With this transformed data, the dataset can happily be used with the vanilla pytorch dataloader for batching:

from torch.utils.data import DataLoader
train_dataloader = DataLoader(train_dataset, batch_size=4,
                                                     shuffle=True, num_workers=4)
for batch_nr, batch in enumerate(train_dataloader):
    print(f'batch nr {batch_nr}')
    print(f'The batch is a {type(batch)}')
    print('But its values are pytorch tensors')
    labels = batch['deg_label']
    in_tokens = batch['deg_commands']
    print(labels.shape, in_tokens.shape)
    if batch_nr > 3:
        break
batch nr 0
The batch is a <class 'dict'>
But its values are pytorch tensors
torch.Size([4]) torch.Size([4, 128])
batch nr 1
The batch is a <class 'dict'>
But its values are pytorch tensors
torch.Size([4]) torch.Size([4, 128])
batch nr 2
The batch is a <class 'dict'>
But its values are pytorch tensors
torch.Size([4]) torch.Size([4, 128])
batch nr 3
The batch is a <class 'dict'>
But its values are pytorch tensors
torch.Size([4]) torch.Size([4, 128])
batch nr 4
The batch is a <class 'dict'>
But its values are pytorch tensors
torch.Size([4]) torch.Size([4, 128])

Finally, you can use the nn.Embedding layer as the first layer to the net to get from these integers to one hots (or learned vectors...).
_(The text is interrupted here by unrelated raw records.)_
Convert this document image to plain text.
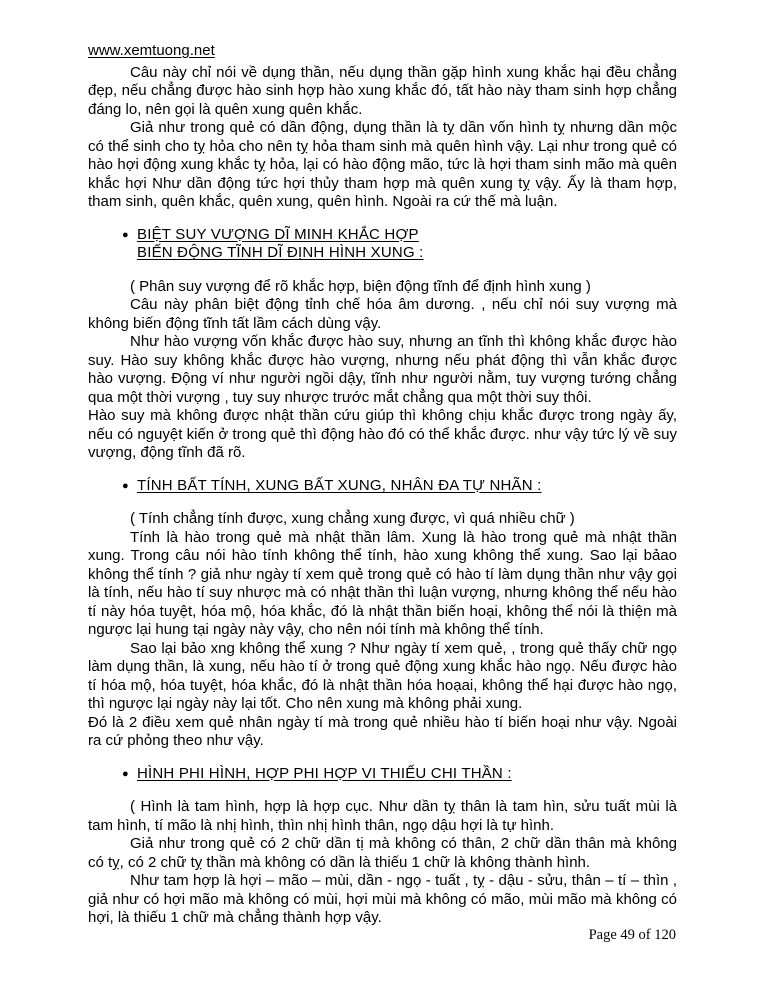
www.xemtuong.net

Câu này chỉ nói về dụng thần, nếu dụng thần gặp hình xung khắc hại đều chẳng đẹp, nếu chẳng được hào sinh hợp hào xung khắc đó, tất hào này tham sinh hợp chẳng đáng lo, nên gọi là quên xung quên khắc.

Giả như trong quẻ có dần động, dụng thần là tỵ dần vốn hình tỵ nhưng dần mộc có thể sinh cho tỵ hỏa cho nên tỵ hỏa tham sinh mà quên hình vậy. Lại như trong quẻ có hào hợi động xung khắc tỵ hỏa, lại có hào động mão, tức là hợi tham sinh mão mà quên khắc hợi Như dần động tức hợi thủy tham hợp mà quên xung tỵ vậy. Ấy là tham hợp, tham sinh, quên khắc, quên xung, quên hình. Ngoài ra cứ thế mà luận.

● BIỆT SUY VƯỢNG DĨ MINH KHẮC HỢP
BIẾN ĐỘNG TĨNH DĨ ĐỊNH HÌNH XUNG :

( Phân suy vượng để rõ khắc hợp, biện động tĩnh để định hình xung )

Câu này phân biệt động tỉnh chế hóa âm dương. , nếu chỉ nói suy vượng mà không biến động tĩnh tất lầm cách dùng vậy.

Như hào vượng vốn khắc được hào suy, nhưng an tĩnh thì không khắc được hào suy. Hào suy không khắc được hào vượng, nhưng nếu phát động thì vẫn khắc được hào vượng. Động ví như người ngồi dậy, tĩnh như người nằm, tuy vượng tướng chẳng qua một thời vượng , tuy suy nhược trước mắt chẳng qua một thời suy thôi.

Hào suy mà không được nhật thần cứu giúp thì không chịu khắc được trong ngày ấy, nếu có nguyệt kiến ở trong quẻ thì động hào đó có thể khắc được. như vậy tức lý về suy vượng, động tĩnh đã rõ.

● TÍNH BẤT TÍNH, XUNG BẤT XUNG, NHÂN ĐA TỰ NHÃN :

( Tính chẳng tính được, xung chẳng xung được, vì quá nhiều chữ )

Tính là hào trong quẻ mà nhật thần lâm. Xung là hào trong quẻ mà nhật thần xung. Trong câu nói hào tính không thể tính, hào xung không thể xung. Sao lại bảao không thể tính ? giả như ngày tí xem quẻ trong quẻ có hào tí làm dụng thần như vậy gọi là tính, nếu hào tí suy nhược mà có nhật thần thì luận vượng, nhưng không thể nếu hào tí này hóa tuyệt, hóa mộ, hóa khắc, đó là nhật thần biến hoại, không thể nói là thiện mà ngược lại hung tại ngày này vậy, cho nên nói tính mà không thể tính.

Sao lại bảo xng không thể xung ? Như ngày tí xem quẻ, , trong quẻ thấy chữ ngọ làm dụng thần, là xung, nếu hào tí ở trong quẻ động xung khắc hào ngọ. Nếu được hào tí hóa mộ, hóa tuyệt, hóa khắc, đó là nhật thần hóa hoạai, không thể hại được hào ngọ, thì ngược lại ngày này lại tốt. Cho nên xung mà không phải xung.

Đó là 2 điều xem quẻ nhân ngày tí mà trong quẻ nhiều hào tí biến hoại như vậy. Ngoài ra cứ phỏng theo như vậy.

● HÌNH PHI HÌNH, HỢP PHI HỢP VI THIẾU CHI THẦN :

( Hình là tam hình, hợp là hợp cục. Như dần tỵ thân là tam hìn, sửu tuất mùi là tam hình, tí mão là nhị hình, thìn nhị hình thân, ngọ dậu hợi là tự hình.

Giả như trong quẻ có 2 chữ dần tị mà không có thân, 2 chữ dần thân mà không có tỵ, có 2 chữ tỵ thần mà không có dần là thiếu 1 chữ là không thành hình.

Như tam hợp là hợi – mão – mùi, dần - ngọ - tuất , tỵ - dậu - sửu, thân – tí – thìn , giả như có hợi mão mà không có mùi, hợi mùi mà không có mão, mùi mão mà không có hợi, là thiếu 1 chữ mà chẳng thành hợp vậy.

Page 49 of 120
For an example, see how they do token embedding with BERT here (it calls out the here)

TODO:

apmcleod commented 5 years ago

lgtm. Made a few changes.

Regarding your TODOs:

-Implement rounding to nearest time_increment in df_to_command_str: DONE -handle cases where there is a longer pause than max_time_shift in df_to_command_str (just output multiple time shift commands in a row: DONE -Overlapping notes mess up the conversion back from commands to df (see issue #20 ): Complex, also see issues #46 and #8.
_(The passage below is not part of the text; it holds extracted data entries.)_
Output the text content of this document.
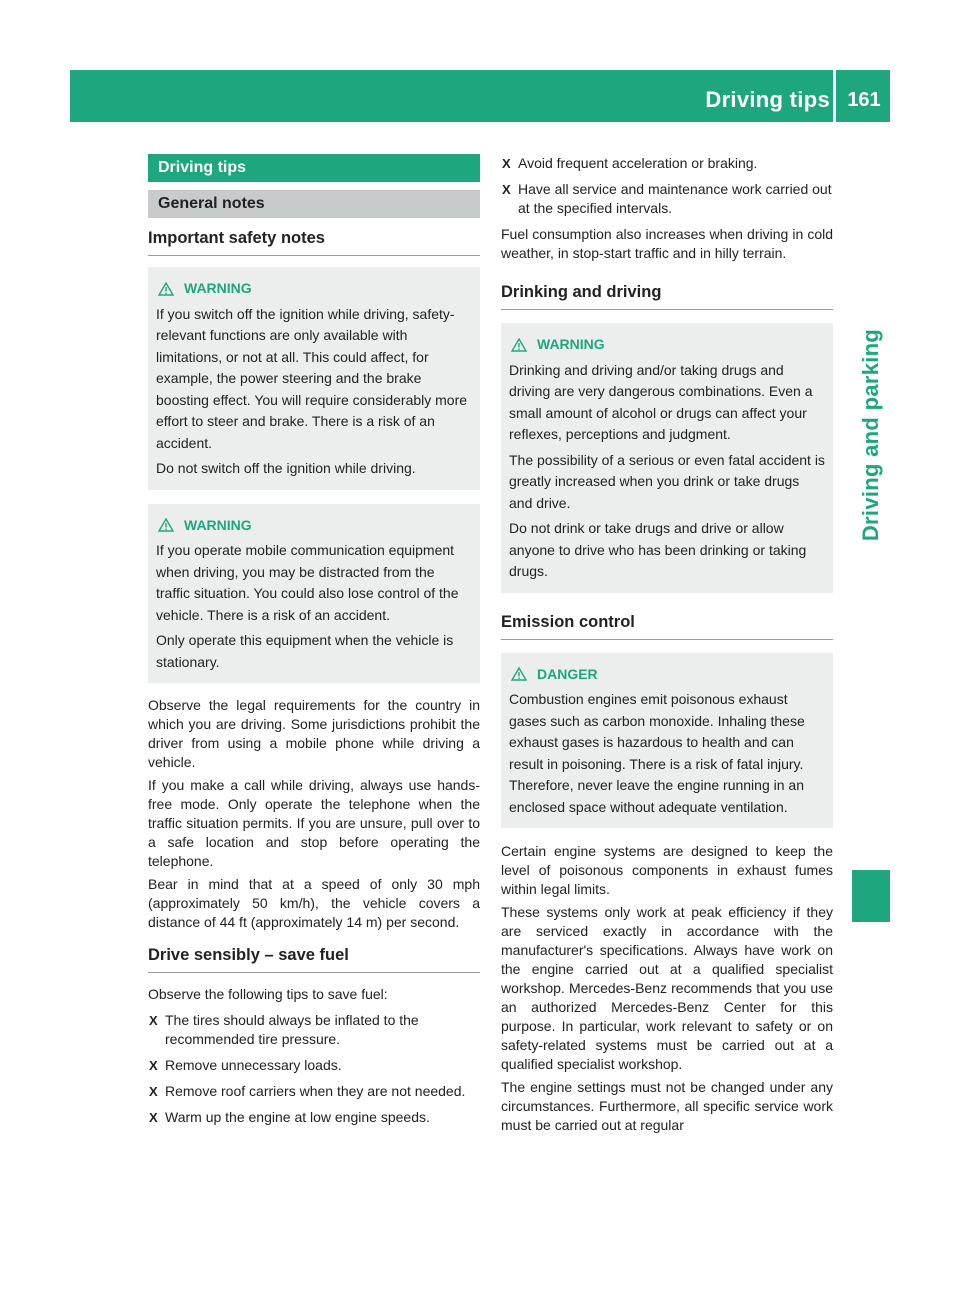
Driving tips 161
Driving and parking
Driving tips
General notes
Important safety notes
WARNING

If you switch off the ignition while driving, safety-relevant functions are only available with limitations, or not at all. This could affect, for example, the power steering and the brake boosting effect. You will require considerably more effort to steer and brake. There is a risk of an accident.

Do not switch off the ignition while driving.

WARNING

If you operate mobile communication equipment when driving, you may be distracted from the traffic situation. You could also lose control of the vehicle. There is a risk of an accident.

Only operate this equipment when the vehicle is stationary.

Observe the legal requirements for the country in which you are driving. Some jurisdictions prohibit the driver from using a mobile phone while driving a vehicle.

If you make a call while driving, always use hands-free mode. Only operate the telephone when the traffic situation permits. If you are unsure, pull over to a safe location and stop before operating the telephone.

Bear in mind that at a speed of only 30 mph (approximately 50 km/h), the vehicle covers a distance of 44 ft (approximately 14 m) per second.

Drive sensibly – save fuel

Observe the following tips to save fuel:

X The tires should always be inflated to the recommended tire pressure.
X Remove unnecessary loads.
X Remove roof carriers when they are not needed.
X Warm up the engine at low engine speeds.
X Avoid frequent acceleration or braking.
X Have all service and maintenance work carried out at the specified intervals.

Fuel consumption also increases when driving in cold weather, in stop-start traffic and in hilly terrain.

Drinking and driving
WARNING

Drinking and driving and/or taking drugs and driving are very dangerous combinations. Even a small amount of alcohol or drugs can affect your reflexes, perceptions and judgment.

The possibility of a serious or even fatal accident is greatly increased when you drink or take drugs and drive.

Do not drink or take drugs and drive or allow anyone to drive who has been drinking or taking drugs.

Emission control
DANGER

Combustion engines emit poisonous exhaust gases such as carbon monoxide. Inhaling these exhaust gases is hazardous to health and can result in poisoning. There is a risk of fatal injury. Therefore, never leave the engine running in an enclosed space without adequate ventilation.

Certain engine systems are designed to keep the level of poisonous components in exhaust fumes within legal limits.

These systems only work at peak efficiency if they are serviced exactly in accordance with the manufacturer's specifications. Always have work on the engine carried out at a qualified specialist workshop. Mercedes-Benz recommends that you use an authorized Mercedes-Benz Center for this purpose. In particular, work relevant to safety or on safety-related systems must be carried out at a qualified specialist workshop.

The engine settings must not be changed under any circumstances. Furthermore, all specific service work must be carried out at regular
I'll let you check over this and complete the pull whenever you're ready. In the meantime I'll branch off of this point and continue working.
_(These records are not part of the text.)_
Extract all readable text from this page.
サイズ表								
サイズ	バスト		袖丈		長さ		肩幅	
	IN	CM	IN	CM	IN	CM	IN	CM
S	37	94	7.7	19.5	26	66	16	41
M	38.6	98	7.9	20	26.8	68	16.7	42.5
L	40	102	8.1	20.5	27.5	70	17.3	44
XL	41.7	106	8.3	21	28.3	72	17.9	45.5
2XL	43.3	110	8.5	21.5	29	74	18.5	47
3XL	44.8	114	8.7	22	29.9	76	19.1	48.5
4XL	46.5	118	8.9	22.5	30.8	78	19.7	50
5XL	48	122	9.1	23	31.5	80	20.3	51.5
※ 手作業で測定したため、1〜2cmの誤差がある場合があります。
JamesOwers commented 5 years ago

Phew, that was a big one. I'm loving this process man, thanks.

I think the most important thing to sort is the overlapping pitches problem. The pipeline for dataset creation and giving an example model should determine what we should do with the --command flag. I think I'm agreed with you now really, I've no idea how people will want to use this data!

apmcleod commented 5 years ago

At the moment, on models branch, I added a --formats flag, which takes: [none, pianoroll, command] (like --datasets), and creates the pytorch Dataset csvs for whichever format you select. By default, all.